One of the modern mysteries of neuroscience and medicine is this relationship between beta-amyloid and Alzheimer’s. Since some healthy individuals with beta-amyloid plaques don’t develop Alzheimer’s, scientists have questioned whether it is even linked to cognitive impairment. If scientists can get to the bottom of this unexplained phenomenon, they can finally answer the question they’ve been asking for a century: What is the underlying cause of Alzheimer’s disease? Is it beta-amyloid? Or is it something else altogether?
Until very recently, most Alzheimer’s drugs failed in clinical trials because they didn’t improve cognitive symptoms, even though they cleared out these plaques. The anti-amyloid drug Aduhelm recently received approval, but the clinical trials showed mixed results in its ability to slow cognitive decline.
Eisai’s anti-amyloid drug, lecanemab, however, is restoring some optimism in the approach. Eisai recently filed for accelerated approval after showing that their treatment reduced amyloid plaques as well as slowed cognitive decline in their Phase 2 trials. Eli Lilly’s anti-amyloid drug, donanemab, has shown similar results.

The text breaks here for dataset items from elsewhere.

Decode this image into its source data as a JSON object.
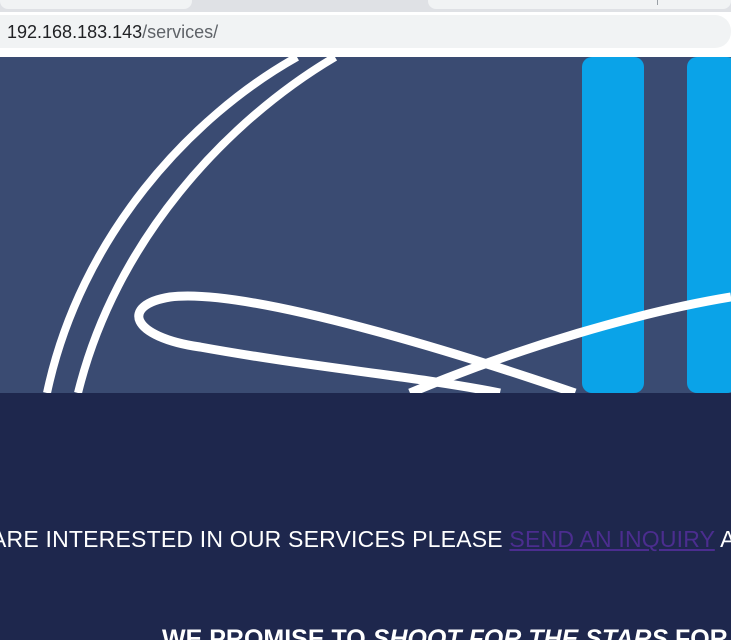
{
  "browser": {
    "url_host": "192.168.183.143",
    "url_path": "/services/"
  },
  "hero": {
    "colors": {
      "background": "#3a4b72",
      "ring": "#ffffff",
      "accent_bar": "#0aa3e8"
    }
  },
  "content": {
    "inquiry_prefix": "ARE INTERESTED IN OUR SERVICES PLEASE ",
    "inquiry_link": "SEND AN INQUIRY",
    "inquiry_suffix": " AN",
    "promise_prefix": "WE PROMISE TO ",
    "promise_emphasis": "SHOOT FOR THE STARS",
    "promise_suffix": " FOR AL"
  },
  "colors": {
    "content_background": "#1e274d",
    "link": "#4b2d8f",
    "text": "#ffffff"
  }
}
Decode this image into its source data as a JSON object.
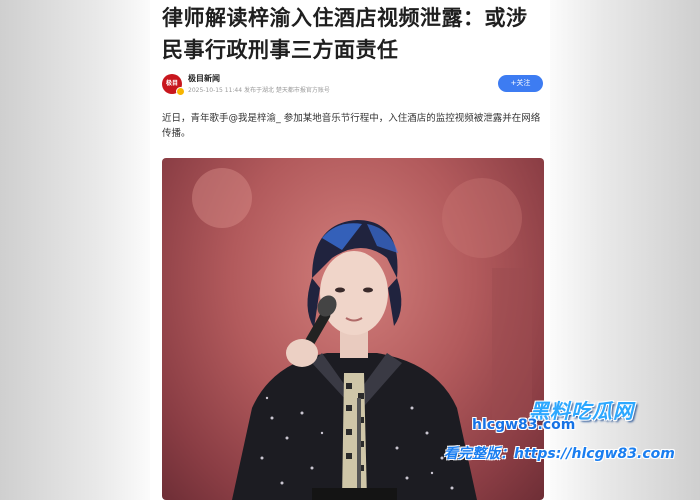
{
  "article": {
    "title": "律师解读梓渝入住酒店视频泄露：或涉民事行政刑事三方面责任",
    "author": {
      "name": "极目新闻",
      "avatar_text": "极目",
      "meta": "2025-10-15 11:44 发布于湖北 楚天都市报官方账号"
    },
    "follow_label": "+关注",
    "lead": "近日，青年歌手@我是梓渝_ 参加某地音乐节行程中，入住酒店的监控视频被泄露并在网络传播。",
    "image": {
      "subject": "performer-on-stage",
      "colors": {
        "background": "#b25a5c",
        "jacket": "#1c1c22",
        "hair": "#2a2f5c"
      }
    }
  },
  "watermark": {
    "brand": "黑料吃瓜网",
    "url": "hlcgw83.com",
    "full_text": "看完整版：https://hlcgw83.com"
  },
  "colors": {
    "accent": "#3d7cf2",
    "title": "#1f1f1f"
  }
}
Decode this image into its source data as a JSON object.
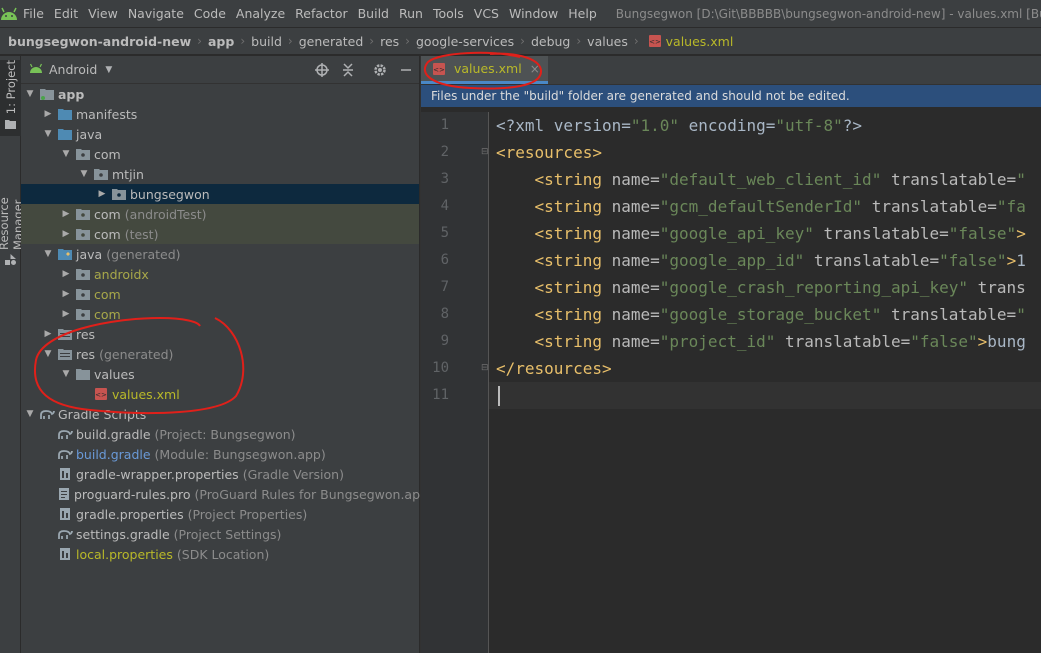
{
  "menu": {
    "items": [
      "File",
      "Edit",
      "View",
      "Navigate",
      "Code",
      "Analyze",
      "Refactor",
      "Build",
      "Run",
      "Tools",
      "VCS",
      "Window",
      "Help"
    ],
    "window_title": "Bungsegwon [D:\\Git\\BBBBB\\bungsegwon-android-new] - values.xml [Bungsegwon"
  },
  "breadcrumb": [
    "bungsegwon-android-new",
    "app",
    "build",
    "generated",
    "res",
    "google-services",
    "debug",
    "values",
    "values.xml"
  ],
  "left_strip": {
    "project_tab": "1: Project",
    "resource_tab": "Resource Manager"
  },
  "project_panel": {
    "view_selector": "Android",
    "tree": [
      {
        "label": "app",
        "hint": "",
        "color": "normal"
      },
      {
        "label": "manifests",
        "hint": "",
        "color": "normal"
      },
      {
        "label": "java",
        "hint": "",
        "color": "normal"
      },
      {
        "label": "com",
        "hint": "",
        "color": "normal"
      },
      {
        "label": "mtjin",
        "hint": "",
        "color": "normal"
      },
      {
        "label": "bungsegwon",
        "hint": "",
        "color": "normal"
      },
      {
        "label": "com",
        "hint": "(androidTest)",
        "color": "normal"
      },
      {
        "label": "com",
        "hint": "(test)",
        "color": "normal"
      },
      {
        "label": "java",
        "hint": "(generated)",
        "color": "normal"
      },
      {
        "label": "androidx",
        "hint": "",
        "color": "olive"
      },
      {
        "label": "com",
        "hint": "",
        "color": "olive"
      },
      {
        "label": "com",
        "hint": "",
        "color": "olive"
      },
      {
        "label": "res",
        "hint": "",
        "color": "normal"
      },
      {
        "label": "res",
        "hint": "(generated)",
        "color": "normal"
      },
      {
        "label": "values",
        "hint": "",
        "color": "normal"
      },
      {
        "label": "values.xml",
        "hint": "",
        "color": "yellow"
      },
      {
        "label": "Gradle Scripts",
        "hint": "",
        "color": "normal"
      },
      {
        "label": "build.gradle",
        "hint": "(Project: Bungsegwon)",
        "color": "normal"
      },
      {
        "label": "build.gradle",
        "hint": "(Module: Bungsegwon.app)",
        "color": "blue"
      },
      {
        "label": "gradle-wrapper.properties",
        "hint": "(Gradle Version)",
        "color": "normal"
      },
      {
        "label": "proguard-rules.pro",
        "hint": "(ProGuard Rules for Bungsegwon.app)",
        "color": "normal"
      },
      {
        "label": "gradle.properties",
        "hint": "(Project Properties)",
        "color": "normal"
      },
      {
        "label": "settings.gradle",
        "hint": "(Project Settings)",
        "color": "normal"
      },
      {
        "label": "local.properties",
        "hint": "(SDK Location)",
        "color": "yellow"
      }
    ]
  },
  "editor": {
    "tab_label": "values.xml",
    "tab_close": "×",
    "banner": "Files under the \"build\" folder are generated and should not be edited.",
    "line_numbers": [
      "1",
      "2",
      "3",
      "4",
      "5",
      "6",
      "7",
      "8",
      "9",
      "10",
      "11"
    ],
    "lines": [
      [
        {
          "t": "<?xml version=",
          "c": "txt"
        },
        {
          "t": "\"1.0\"",
          "c": "val"
        },
        {
          "t": " encoding=",
          "c": "txt"
        },
        {
          "t": "\"utf-8\"",
          "c": "val"
        },
        {
          "t": "?>",
          "c": "txt"
        }
      ],
      [
        {
          "t": "<resources>",
          "c": "tag"
        }
      ],
      [
        {
          "t": "    <string",
          "c": "tag"
        },
        {
          "t": " name=",
          "c": "attr"
        },
        {
          "t": "\"default_web_client_id\"",
          "c": "val"
        },
        {
          "t": " translatable=",
          "c": "attr"
        },
        {
          "t": "\"",
          "c": "val"
        }
      ],
      [
        {
          "t": "    <string",
          "c": "tag"
        },
        {
          "t": " name=",
          "c": "attr"
        },
        {
          "t": "\"gcm_defaultSenderId\"",
          "c": "val"
        },
        {
          "t": " translatable=",
          "c": "attr"
        },
        {
          "t": "\"fa",
          "c": "val"
        }
      ],
      [
        {
          "t": "    <string",
          "c": "tag"
        },
        {
          "t": " name=",
          "c": "attr"
        },
        {
          "t": "\"google_api_key\"",
          "c": "val"
        },
        {
          "t": " translatable=",
          "c": "attr"
        },
        {
          "t": "\"false\"",
          "c": "val"
        },
        {
          "t": ">",
          "c": "tag"
        }
      ],
      [
        {
          "t": "    <string",
          "c": "tag"
        },
        {
          "t": " name=",
          "c": "attr"
        },
        {
          "t": "\"google_app_id\"",
          "c": "val"
        },
        {
          "t": " translatable=",
          "c": "attr"
        },
        {
          "t": "\"false\"",
          "c": "val"
        },
        {
          "t": ">",
          "c": "tag"
        },
        {
          "t": "1",
          "c": "txt"
        }
      ],
      [
        {
          "t": "    <string",
          "c": "tag"
        },
        {
          "t": " name=",
          "c": "attr"
        },
        {
          "t": "\"google_crash_reporting_api_key\"",
          "c": "val"
        },
        {
          "t": " trans",
          "c": "attr"
        }
      ],
      [
        {
          "t": "    <string",
          "c": "tag"
        },
        {
          "t": " name=",
          "c": "attr"
        },
        {
          "t": "\"google_storage_bucket\"",
          "c": "val"
        },
        {
          "t": " translatable=",
          "c": "attr"
        },
        {
          "t": "\"",
          "c": "val"
        }
      ],
      [
        {
          "t": "    <string",
          "c": "tag"
        },
        {
          "t": " name=",
          "c": "attr"
        },
        {
          "t": "\"project_id\"",
          "c": "val"
        },
        {
          "t": " translatable=",
          "c": "attr"
        },
        {
          "t": "\"false\"",
          "c": "val"
        },
        {
          "t": ">",
          "c": "tag"
        },
        {
          "t": "bung",
          "c": "txt"
        }
      ],
      [
        {
          "t": "</resources>",
          "c": "tag"
        }
      ],
      []
    ]
  },
  "colors": {
    "annotation_red": "#e0201a",
    "selection": "#0d293e",
    "highlight": "#44493f",
    "banner": "#2c4f7c"
  }
}
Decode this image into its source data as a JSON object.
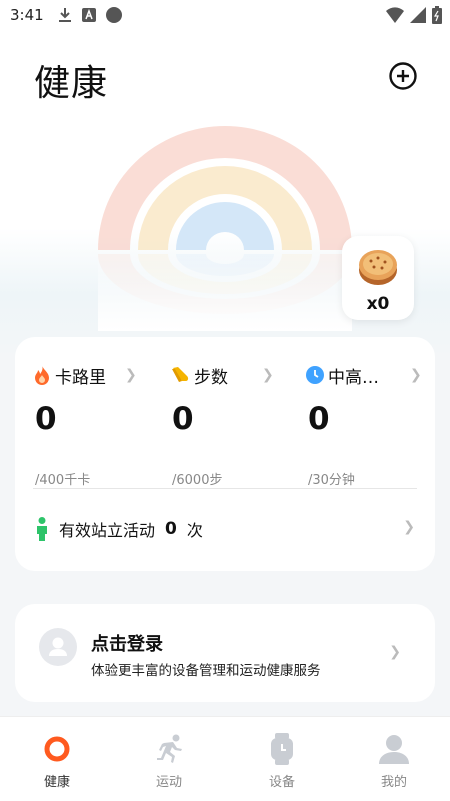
{
  "status_bar": {
    "time": "3:41"
  },
  "header": {
    "title": "健康"
  },
  "badge": {
    "count": "x0"
  },
  "metrics": [
    {
      "label": "卡路里",
      "value": "0",
      "goal": "/400千卡",
      "icon": "flame-icon",
      "color": "#ff6a2b"
    },
    {
      "label": "步数",
      "value": "0",
      "goal": "/6000步",
      "icon": "shoe-icon",
      "color": "#f5b400"
    },
    {
      "label": "中高…",
      "value": "0",
      "goal": "/30分钟",
      "icon": "clock-icon",
      "color": "#3fa2ff"
    }
  ],
  "stand": {
    "label": "有效站立活动",
    "count": "0",
    "unit": "次"
  },
  "login": {
    "title": "点击登录",
    "subtitle": "体验更丰富的设备管理和运动健康服务"
  },
  "nav": [
    {
      "label": "健康",
      "icon": "health-ring-icon",
      "active": true
    },
    {
      "label": "运动",
      "icon": "running-icon",
      "active": false
    },
    {
      "label": "设备",
      "icon": "watch-icon",
      "active": false
    },
    {
      "label": "我的",
      "icon": "profile-icon",
      "active": false
    }
  ],
  "colors": {
    "calorie": "#ff6a2b",
    "steps": "#f5b400",
    "active": "#3fa2ff",
    "stand": "#2ec46a",
    "accent": "#ff5a1f"
  }
}
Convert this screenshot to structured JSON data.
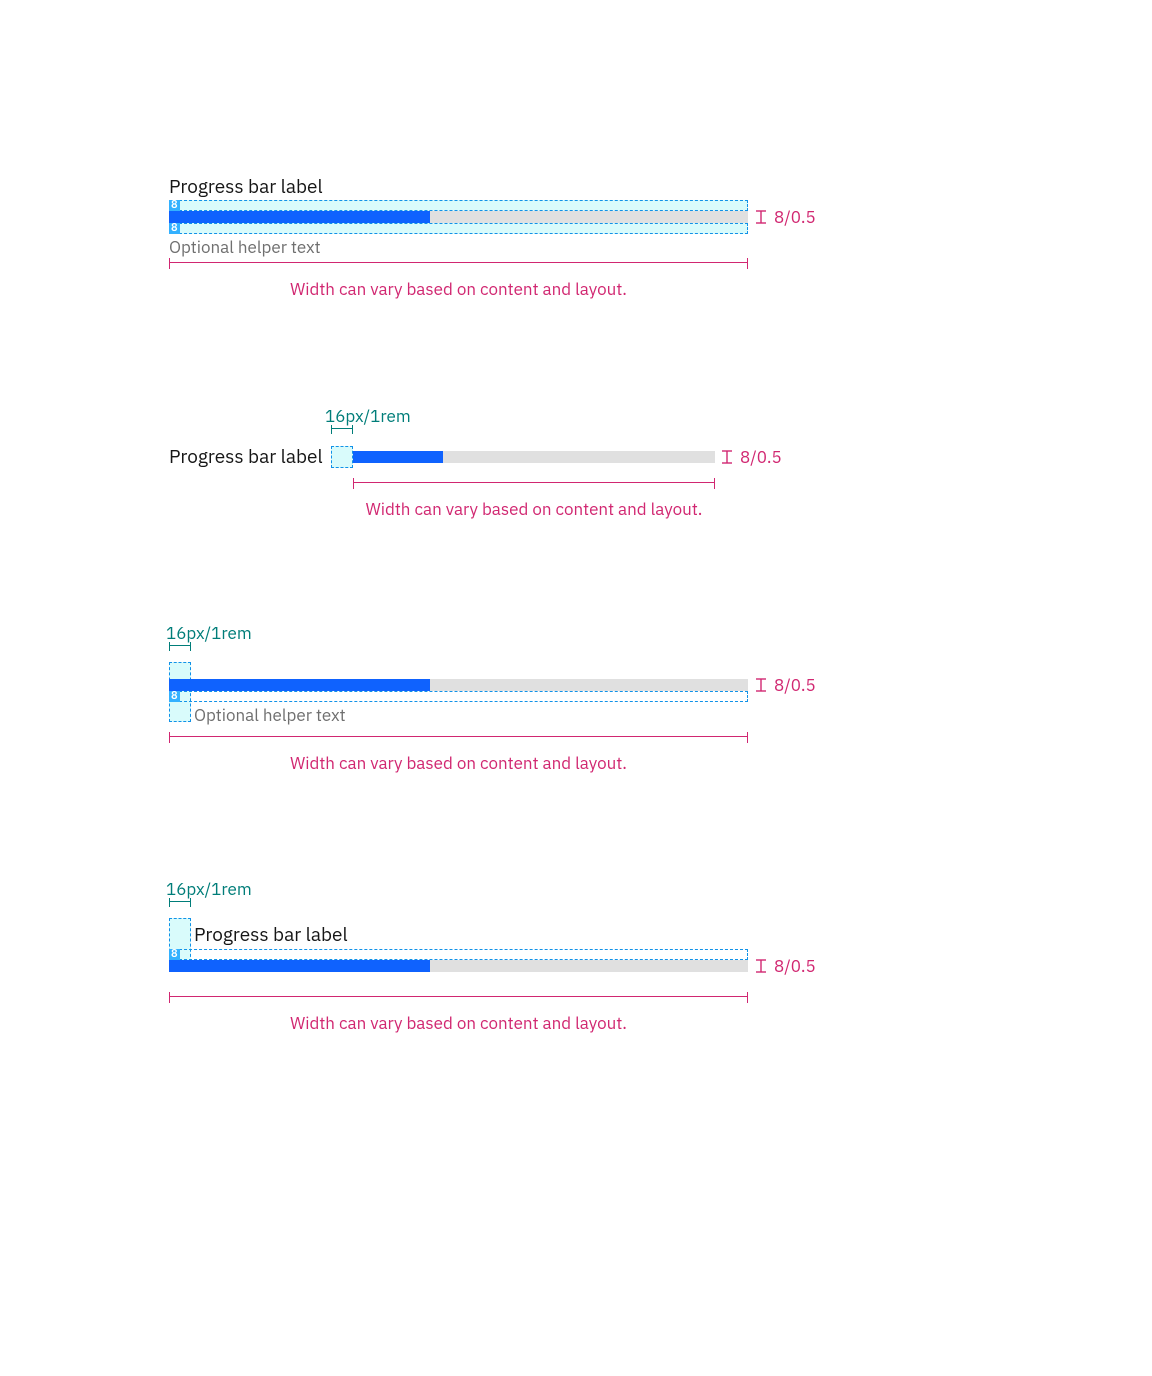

Other researchers showed compelling links between beta-amyloid and other risk factors for Alzheimer’s disease and dementia. One study of cognitively healthy adults found that even one night of sleep deprivation resulted in increased beta-amyloid plaques in the brain.
Other studies found strong links between beta-amyloid plaques and infection, suggesting instead that beta-amyloid might be part of the brain’s immune response. A sign that something in the brain, or its response to infection has gone awry.
Unfortunately, the accumulated evidence so far doesn’t have a simple definitive answer. Beta-amyloid may be involved or even cause cognitive impairment in Alzheimer’s, but it could also simply be a marker of something else that’s gone wrong in the brain. Some theorize it may even be part of the body’s response to fighting the disease.
Early Diagnosis Could Answer the Question
By the time Alzheimer’s is diagnosed, it may be 10 to 20 years after the first pathological changes in the brain appear. Since beta-amyloid is difficult and expensive to measure, scientists are looking for other biomarkers in the blood and brain (via measuring the brain’s electrical activity). This may make it easier to detect other important risk factors for the disease, before symptoms arise.
By the time a person is diagnosed, it may be too late to stop the downstream effects of beta-amyloid plaques. With early diagnosis, it may thus be easier to develop better treatments for Alzheimer’s and identify the biomarkers most closely linked to cognitive impairment.